Since this multip’s (woman who has already birthed at least one baby) cervix was already dilated and effaced, the method of induction would be pitocin or if the client preferred, they could rupture her membranes. No discussion of the benefits or risks or alternatives of any of these interventions, no discussion of the evidence based research that supports the appropriateness (or not) of these interventions, nor any reason that indicates this induction is based on a valid medical reason.
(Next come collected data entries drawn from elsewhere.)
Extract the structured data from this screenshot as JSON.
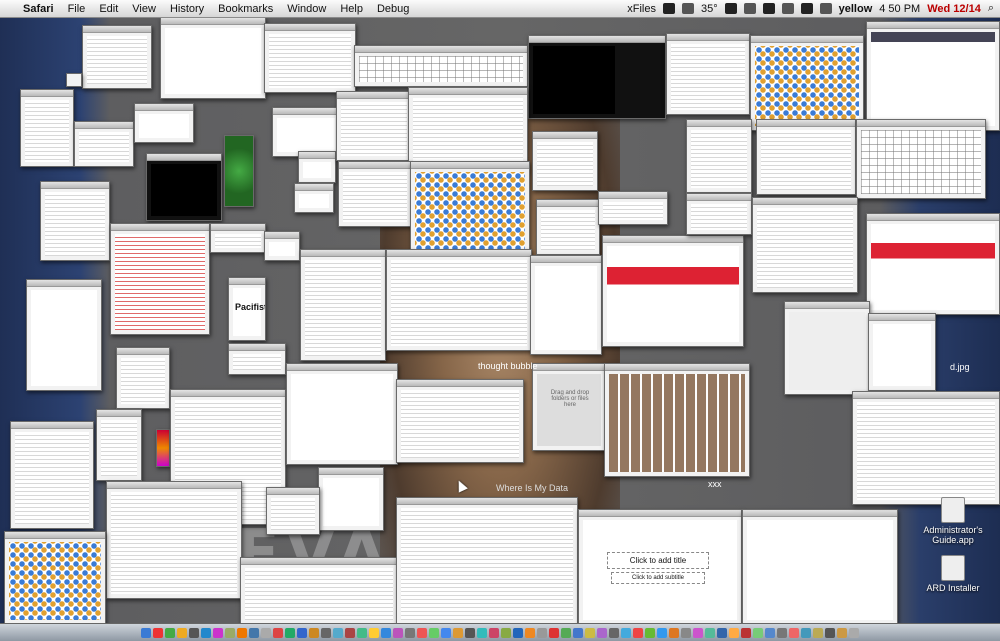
{
  "menubar": {
    "apple_glyph": "",
    "app_name": "Safari",
    "items": [
      "File",
      "Edit",
      "View",
      "History",
      "Bookmarks",
      "Window",
      "Help",
      "Debug"
    ],
    "right": {
      "xfiles_label": "xFiles",
      "temperature": "35°",
      "user_name": "yellow",
      "time": "4 50 PM",
      "date": "Wed 12/14"
    }
  },
  "desktop": {
    "background_text": "EVA",
    "icons": [
      {
        "name": "Administrator's Guide.app"
      },
      {
        "name": "ARD Installer"
      }
    ],
    "labels": {
      "cut_label_1": "thought bubble",
      "cut_label_2": "Where Is My Data",
      "cut_label_3": "d.jpg",
      "cut_label_4": "xxx"
    }
  },
  "windows": {
    "ppt_title": "Click to add title",
    "ppt_subtitle": "Click to add subtitle",
    "pacifist_title": "Pacifist",
    "drop_message": "Drag and drop folders or files here"
  },
  "colors": {
    "menubar": "#e8e8e8",
    "desktop": "#666666",
    "date_red": "#bb0000"
  }
}
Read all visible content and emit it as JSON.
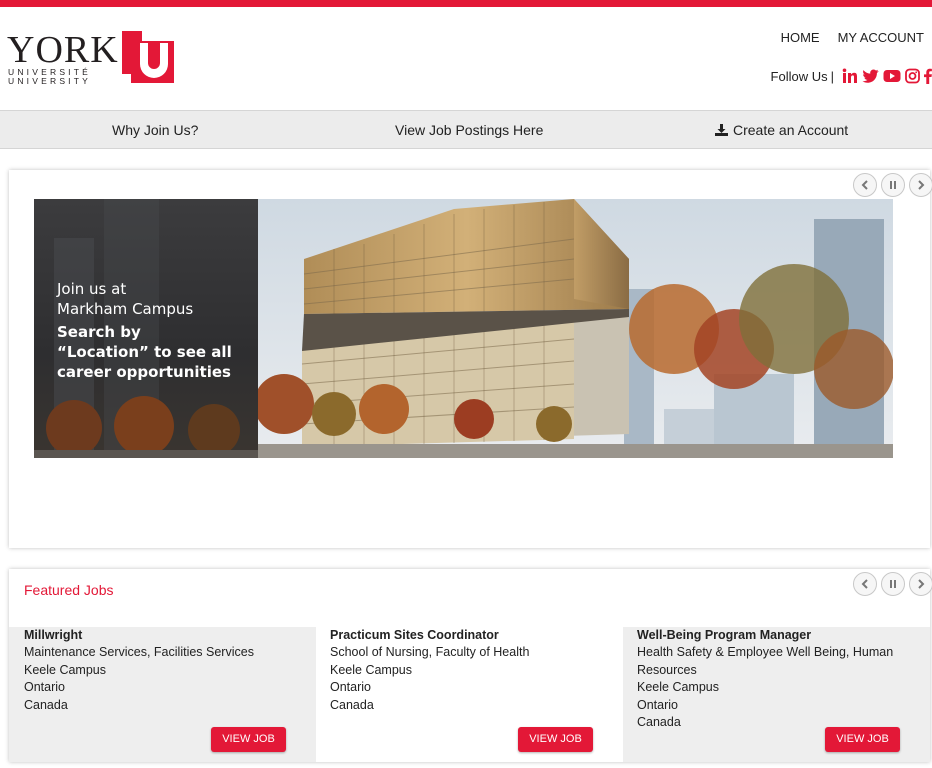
{
  "brand": {
    "name": "YORK",
    "line_fr": "UNIVERSITÉ",
    "line_en": "UNIVERSITY",
    "logo_letter": "U",
    "color": "#e31837"
  },
  "top_nav": {
    "home": "HOME",
    "account": "MY ACCOUNT"
  },
  "follow": {
    "label": "Follow Us",
    "separator": "|",
    "icons": [
      "linkedin-icon",
      "twitter-icon",
      "youtube-icon",
      "instagram-icon",
      "facebook-icon"
    ]
  },
  "menu": {
    "why": "Why Join Us?",
    "postings": "View Job Postings Here",
    "create": "Create an Account"
  },
  "banner": {
    "line1": "Join us at",
    "line2": "Markham Campus",
    "line3": "Search by",
    "line4": "“Location” to see all",
    "line5": "career opportunities"
  },
  "featured": {
    "title": "Featured Jobs",
    "jobs": [
      {
        "title": "Millwright",
        "dept": "Maintenance Services, Facilities Services",
        "campus": "Keele Campus",
        "province": "Ontario",
        "country": "Canada",
        "button": "VIEW JOB"
      },
      {
        "title": "Practicum Sites Coordinator",
        "dept": "School of Nursing, Faculty of Health",
        "campus": "Keele Campus",
        "province": "Ontario",
        "country": "Canada",
        "button": "VIEW JOB"
      },
      {
        "title": "Well-Being Program Manager",
        "dept": "Health Safety & Employee Well Being, Human Resources",
        "campus": "Keele Campus",
        "province": "Ontario",
        "country": "Canada",
        "button": "VIEW JOB"
      }
    ]
  }
}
The parents were confused, scared and nervous. Maybe the obstetrician was right, maybe it was best to induce the next day! They asked for more time to discuss this privately and told the OB they would call with more questions. They called their doula, using her as a resource to help them make this decision. And the doula called me. The more I listened to the comments allegedly made by the doctor, (and I do realize I was receiving this information second-hand!) the more I could feel myself shake my head in disbelief. How is this behavior ethical? Even The American College of Obstetricians and Gynecologists, (a professional organization, mind you, not a research institution) in their own literature and patient pamphlets states what is a valid medical reason for induction! And “wanting your body back” is not on the list! No evidence of improved outcomes following induction of labour for non-diabetic women who are thought to be carrying large babies has been found that warrants an induction for macrosomia in this case.
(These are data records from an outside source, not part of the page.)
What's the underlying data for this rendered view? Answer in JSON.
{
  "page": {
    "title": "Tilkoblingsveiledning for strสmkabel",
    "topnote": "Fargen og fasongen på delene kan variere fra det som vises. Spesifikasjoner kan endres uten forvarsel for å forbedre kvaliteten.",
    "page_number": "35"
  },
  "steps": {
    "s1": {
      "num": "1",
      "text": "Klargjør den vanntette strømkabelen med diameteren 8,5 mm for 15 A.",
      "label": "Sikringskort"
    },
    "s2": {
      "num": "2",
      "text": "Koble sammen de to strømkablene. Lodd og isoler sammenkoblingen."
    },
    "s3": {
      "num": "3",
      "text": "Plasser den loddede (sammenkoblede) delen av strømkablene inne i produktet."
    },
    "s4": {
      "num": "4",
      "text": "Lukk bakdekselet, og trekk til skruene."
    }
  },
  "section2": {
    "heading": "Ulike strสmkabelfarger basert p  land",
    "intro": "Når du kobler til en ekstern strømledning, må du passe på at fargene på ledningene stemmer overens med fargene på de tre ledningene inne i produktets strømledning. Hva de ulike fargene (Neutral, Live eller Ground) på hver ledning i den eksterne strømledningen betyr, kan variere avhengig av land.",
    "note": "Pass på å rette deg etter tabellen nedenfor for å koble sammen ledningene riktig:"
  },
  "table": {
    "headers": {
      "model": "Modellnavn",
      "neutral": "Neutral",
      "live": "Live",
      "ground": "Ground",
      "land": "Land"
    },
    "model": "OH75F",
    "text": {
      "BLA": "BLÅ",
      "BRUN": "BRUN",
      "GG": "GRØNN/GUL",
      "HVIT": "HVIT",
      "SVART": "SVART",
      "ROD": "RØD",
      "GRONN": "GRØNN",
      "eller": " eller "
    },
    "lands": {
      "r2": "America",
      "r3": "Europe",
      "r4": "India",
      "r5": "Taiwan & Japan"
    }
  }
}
What is up? Where is the information about informed choice, benefits and risks? Where is the truth? A great resource for anyone facing an induction for non-medically supported reasons (and even for the medically supported ones!) can use the Coalition for Improving Maternity Care Problems and Hazards of Induction as a great guide. CIMS Problems and Hazards of Induction Fact Sheet
An extremely valuable resource was published this fall by some powerhouse organizations, including Childbirth Connections that I think should be required reading for all women of childbearing age, particularly, the pregnant ones: Evidenced Based Maternity Care: What It Is and What It Can Achieve You can read a pdf on-line, or you can order copies for free! What a fantastic resource. If you are a doula, childbirth educator, or other birth professional, consider ordering some for your practice to share with clients!
As for the woman mentioned in the original paragraph, at last report, she has been in early labor since this morning, all on her own and with the support of her partner and doula, waiting for things to pick up! Maybe it was that beautiful full moon over Seattle that “induced” her baby to come! May this baby arrive safely earthside before the moon sets again!